WHAT HAPPENS WHEN THINGS GO WRONG?

Action potentials are fundamental for neuronal communication, their frequency and pattern being the code for information transfer throughout the nervous system. There are 10 distinct types of mammalian Na⁺ channel and more than 90 K⁺ channel types, each with subtly different properties. Different neuronal types have different channel combinations, therefore, the frequencies at which they conduct action potentials vary greatly. In the peripheral nervous system sensory neurons conduct action potentials at frequencies between 1 and 20/second. In the central nervous system, there are many examples of neuronal types coding action potentials at these frequencies but there are others that can generate must faster bursts of action potentials. For example, the Purkinje cells of the cerebellum can generate action potentials up to 200/second while some neurons in the hippocampus, thalamus and cortex can produce action potential bursts of up to 300/second. It is not surprising then that disrupting the mechanisms that underlie this signalling system can have disastrous consequences.

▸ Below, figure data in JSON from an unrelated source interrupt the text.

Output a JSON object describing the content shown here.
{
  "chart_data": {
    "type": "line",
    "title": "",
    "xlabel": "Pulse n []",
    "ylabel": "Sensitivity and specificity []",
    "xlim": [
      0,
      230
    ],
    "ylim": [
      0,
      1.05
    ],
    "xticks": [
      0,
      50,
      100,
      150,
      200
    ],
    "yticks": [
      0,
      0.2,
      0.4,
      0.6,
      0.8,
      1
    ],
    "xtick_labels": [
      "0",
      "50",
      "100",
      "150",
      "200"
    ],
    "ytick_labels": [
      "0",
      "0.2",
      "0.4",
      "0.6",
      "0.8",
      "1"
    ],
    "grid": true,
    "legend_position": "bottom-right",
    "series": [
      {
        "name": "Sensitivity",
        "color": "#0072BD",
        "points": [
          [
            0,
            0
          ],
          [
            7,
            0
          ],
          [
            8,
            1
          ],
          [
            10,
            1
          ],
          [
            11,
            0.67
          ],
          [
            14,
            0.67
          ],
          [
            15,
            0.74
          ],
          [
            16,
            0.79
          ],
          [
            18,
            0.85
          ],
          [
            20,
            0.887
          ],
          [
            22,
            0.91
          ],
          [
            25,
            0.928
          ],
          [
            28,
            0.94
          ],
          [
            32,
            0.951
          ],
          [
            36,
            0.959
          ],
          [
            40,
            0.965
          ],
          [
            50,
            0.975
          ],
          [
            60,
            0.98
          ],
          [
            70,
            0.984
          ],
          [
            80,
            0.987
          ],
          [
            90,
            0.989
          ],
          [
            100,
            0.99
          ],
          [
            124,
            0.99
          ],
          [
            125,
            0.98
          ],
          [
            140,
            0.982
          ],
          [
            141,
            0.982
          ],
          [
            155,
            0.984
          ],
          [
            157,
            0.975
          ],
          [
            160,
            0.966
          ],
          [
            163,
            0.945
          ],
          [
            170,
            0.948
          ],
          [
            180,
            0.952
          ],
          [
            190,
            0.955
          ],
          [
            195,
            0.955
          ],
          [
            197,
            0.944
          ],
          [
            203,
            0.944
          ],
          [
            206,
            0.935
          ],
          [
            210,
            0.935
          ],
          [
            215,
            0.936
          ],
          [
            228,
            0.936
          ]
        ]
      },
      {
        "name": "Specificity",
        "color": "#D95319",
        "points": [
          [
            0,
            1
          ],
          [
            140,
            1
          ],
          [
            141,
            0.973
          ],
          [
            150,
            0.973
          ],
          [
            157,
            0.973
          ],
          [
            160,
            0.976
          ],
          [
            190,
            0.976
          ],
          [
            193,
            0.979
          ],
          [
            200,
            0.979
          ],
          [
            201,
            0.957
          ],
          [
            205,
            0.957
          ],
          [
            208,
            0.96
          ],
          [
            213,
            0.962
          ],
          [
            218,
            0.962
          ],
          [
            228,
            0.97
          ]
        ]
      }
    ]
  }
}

In several forms of epilepsy the characteristic hyperexcitability of neurons that mediates seizure activity can be attributed to mutations that alter the normal function of voltage-sensitive Na⁺ or K⁺ channels (see Ashcroft for review).³ In a similar way, changes in sensory neuron excitability associated with some chronic pain states may be attributable to changes in voltage-sensitive ion channel function. Finally, the symptoms associated with multiple sclerosis are linked to impaired action potential propagation caused by a disruption of axon myelination.

Thus, the mechanisms first described over 60 years ago remain vital to our continued progress in the understanding of a range of nervous system disorders.